A jeżeli ktoś uważa, że nie ma możliwości, aby spodobała mu się starożytna komedia obyczajowa o wielkim, niewidzialnym króliku, to niech obejrzy „Harveya” dla naprawdę genialnej kreacji Jamesa Stewarta. Jest to jedna z tych ról, które tworzą historię kinematografii. Partnerujący mu aktorzy również spisują się bez zarzutu, jednak Stewart czyni ten mały, kameralny film o klasę lepszym. Gdy pełnym radości wzrokiem patrzy na swojego niewidzialnego towarzysza, ja jako widz nie miałem wątpliwości, że widzi Harveya, który naprawdę gdzieś się tam znajduje, a nie jest wytworem jego wyczerpanego od nadmiaru narkotyków umysłu! Mam nadzieję, że nigdy nie powstanie remake (jak mnie poinformowano, jeden już powstał, ale nie przebił się do powszechnej świadomości, ciekawe czemu?), nawet gdyby któryś z aktorów zbliżył się do poziomu do Stewarta, to nie wyobrażam sobie, aby którykolwiek współczesny twórca powstrzymał się od pokazania Harveya (a na pewno nie Steven Spielberg, który już się do tego przymierzał). Wykorzystanie najlepszych nawet efektów specjalnych zabiłoby całą magię tego filmu.

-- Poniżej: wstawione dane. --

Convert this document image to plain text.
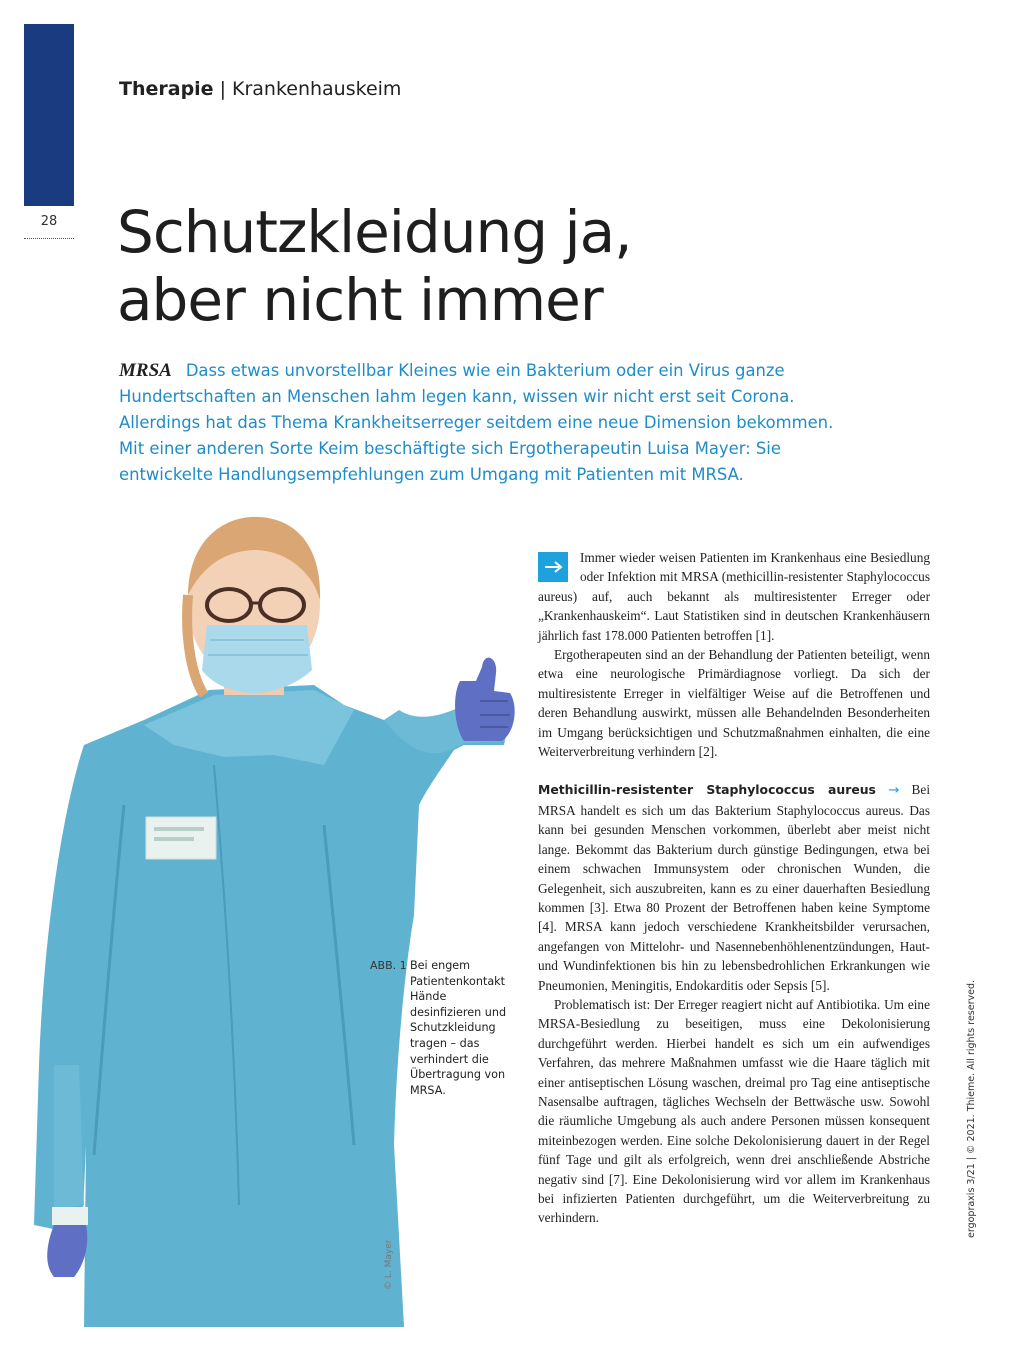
28
Therapie | Krankenhauskeim
Schutzkleidung ja,
aber nicht immer

MRSA Dass etwas unvorstellbar Kleines wie ein Bakterium oder ein Virus ganze Hundertschaften an Menschen lahm legen kann, wissen wir nicht erst seit Corona. Allerdings hat das Thema Krankheitserreger seitdem eine neue Dimension bekommen. Mit einer anderen Sorte Keim beschäftigte sich Ergotherapeutin Luisa Mayer: Sie entwickelte Handlungsempfehlungen zum Umgang mit Patienten mit MRSA.

ABB. 1 Bei engem Patientenkontakt Hände desinfizieren und Schutzkleidung tragen – das verhindert die Übertragung von MRSA.
© L. Mayer
ergopraxis 3/21 | © 2021. Thieme. All rights reserved.

Immer wieder weisen Patienten im Krankenhaus eine Besiedlung oder Infektion mit MRSA (methicillin-resistenter Staphylococcus aureus) auf, auch bekannt als multiresistenter Erreger oder „Krankenhauskeim“. Laut Statistiken sind in deutschen Krankenhäusern jährlich fast 178.000 Patienten betroffen [1].

Ergotherapeuten sind an der Behandlung der Patienten beteiligt, wenn etwa eine neurologische Primärdiagnose vorliegt. Da sich der multiresistente Erreger in vielfältiger Weise auf die Betroffenen und deren Behandlung auswirkt, müssen alle Behandelnden Besonderheiten im Umgang berücksichtigen und Schutzmaßnahmen einhalten, die eine Weiterverbreitung verhindern [2].

Methicillin-resistenter Staphylococcus aureus → Bei MRSA handelt es sich um das Bakterium Staphylococcus aureus. Das kann bei gesunden Menschen vorkommen, überlebt aber meist nicht lange. Bekommt das Bakterium durch günstige Bedingungen, etwa bei einem schwachen Immunsystem oder chronischen Wunden, die Gelegenheit, sich auszubreiten, kann es zu einer dauerhaften Besiedlung kommen [3]. Etwa 80 Prozent der Betroffenen haben keine Symptome [4]. MRSA kann jedoch verschiedene Krankheitsbilder verursachen, angefangen von Mittelohr- und Nasennebenhöhlenentzündungen, Haut- und Wundinfektionen bis hin zu lebensbedrohlichen Erkrankungen wie Pneumonien, Meningitis, Endokarditis oder Sepsis [5].

Problematisch ist: Der Erreger reagiert nicht auf Antibiotika. Um eine MRSA-Besiedlung zu beseitigen, muss eine Dekolonisierung durchgeführt werden. Hierbei handelt es sich um ein aufwendiges Verfahren, das mehrere Maßnahmen umfasst wie die Haare täglich mit einer antiseptischen Lösung waschen, dreimal pro Tag eine antiseptische Nasensalbe auftragen, tägliches Wechseln der Bettwäsche usw. Sowohl die räumliche Umgebung als auch andere Personen müssen konsequent miteinbezogen werden. Eine solche Dekolonisierung dauert in der Regel fünf Tage und gilt als erfolgreich, wenn drei anschließende Abstriche negativ sind [7]. Eine Dekolonisierung wird vor allem im Krankenhaus bei infizierten Patienten durchgeführt, um die Weiterverbreitung zu verhindern.
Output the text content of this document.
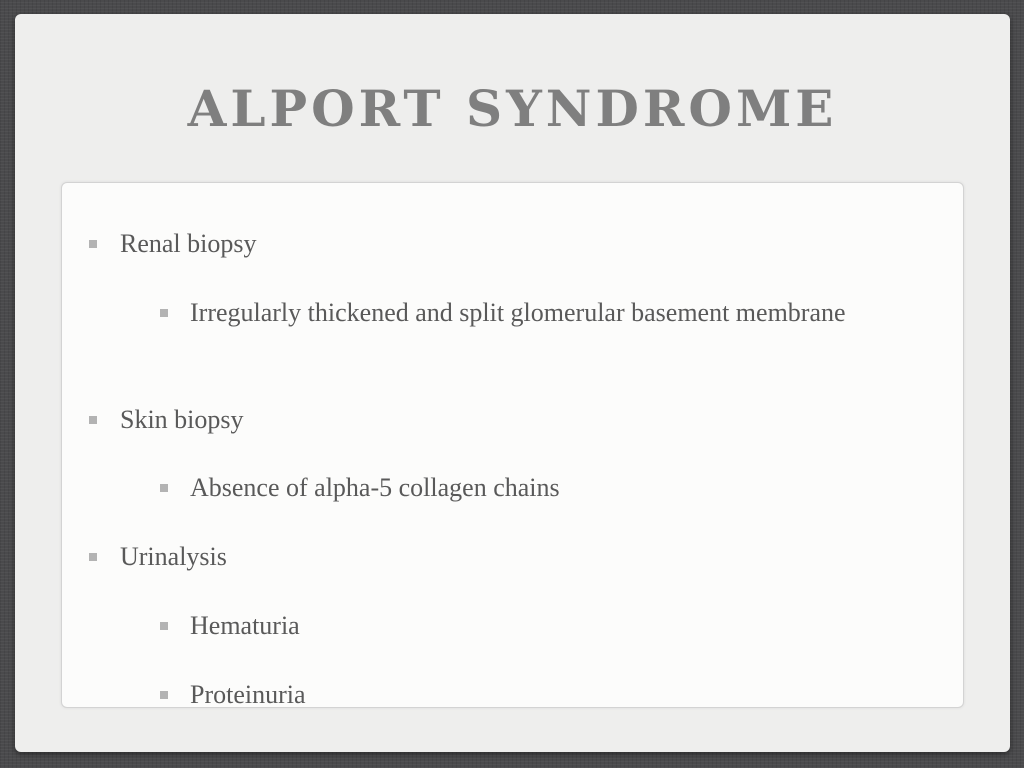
ALPORT SYNDROME
Renal biopsy
Irregularly thickened and split glomerular basement membrane
Skin biopsy
Absence of alpha-5 collagen chains
Urinalysis
Hematuria
Proteinuria
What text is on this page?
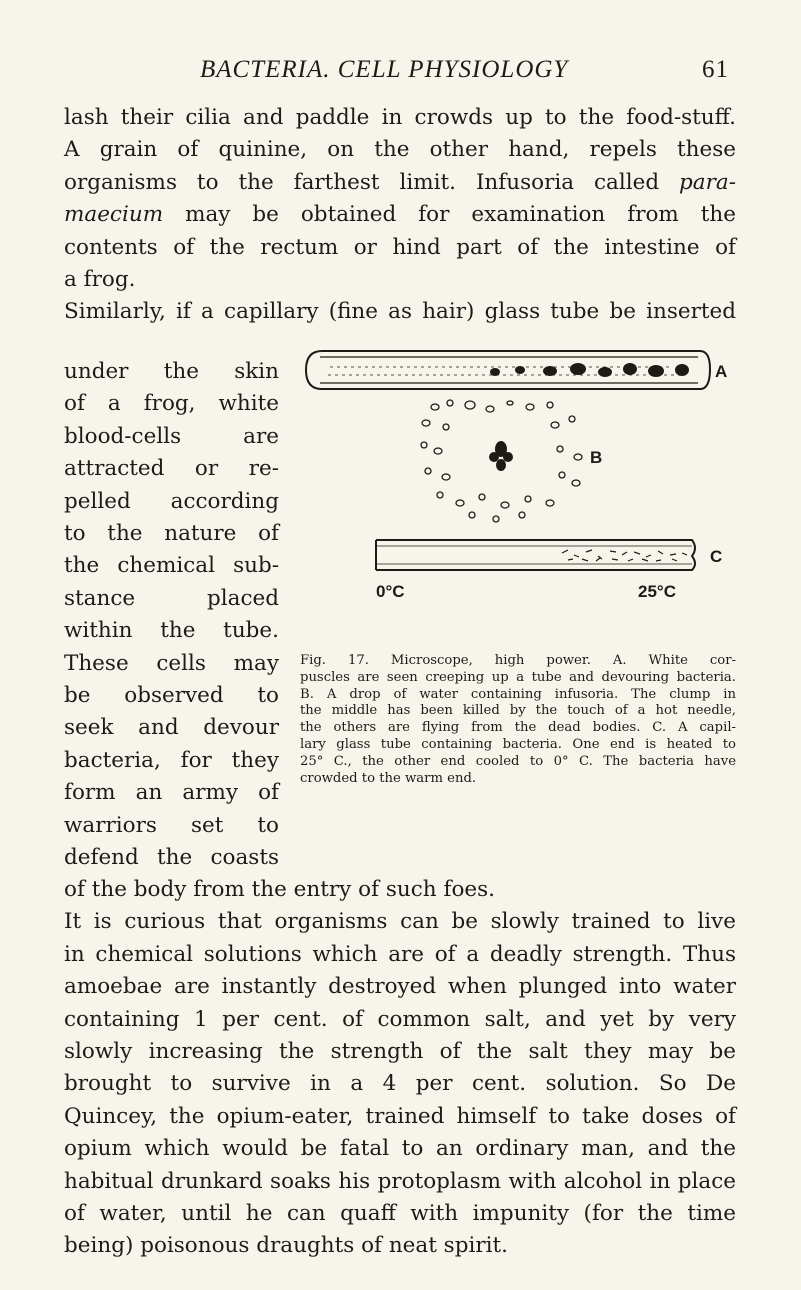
BACTERIA. CELL PHYSIOLOGY	61
lash their cilia and paddle in crowds up to the food-stuff.
A grain of quinine, on the other hand, repels these
organisms to the farthest limit. Infusoria called para-
maecium may be obtained for examination from the
contents of the rectum or hind part of the intestine of
a frog.
Similarly, if a capillary (fine as hair) glass tube be inserted
under the skin
of a frog, white
blood-cells are
attracted or re-
pelled according
to the nature of
the chemical sub-
stance placed
within the tube.
These cells may
be observed to
seek and devour
bacteria, for they
form an army of
warriors set to
defend the coasts
A
B
C
0°C	25°C
Fig. 17. Microscope, high power. A. White cor-
puscles are seen creeping up a tube and devouring bacteria.
B. A drop of water containing infusoria. The clump in
the middle has been killed by the touch of a hot needle,
the others are flying from the dead bodies. C. A capil-
lary glass tube containing bacteria. One end is heated to
25° C., the other end cooled to 0° C. The bacteria have
crowded to the warm end.
of the body from the entry of such foes.
It is curious that organisms can be slowly trained to live
in chemical solutions which are of a deadly strength. Thus
amoebae are instantly destroyed when plunged into water
containing 1 per cent. of common salt, and yet by very
slowly increasing the strength of the salt they may be
brought to survive in a 4 per cent. solution. So De
Quincey, the opium-eater, trained himself to take doses of
opium which would be fatal to an ordinary man, and the
habitual drunkard soaks his protoplasm with alcohol in place
of water, until he can quaff with impunity (for the time
being) poisonous draughts of neat spirit.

A jak się łączy podziw dla magicznej komedii z wojskiem, nalotami dywanowymi na Niemcy i napalmem? Otóż dobry oficer, a takim, jak wierzę, był Stewart, musi umieć racjonalnie i precyzyjnie oceniać sytuację, więc jeżeli generał James Stewart uważał tę rolę za swoją najlepszą, to rzeczywiście coś musiało w tym być. I jest.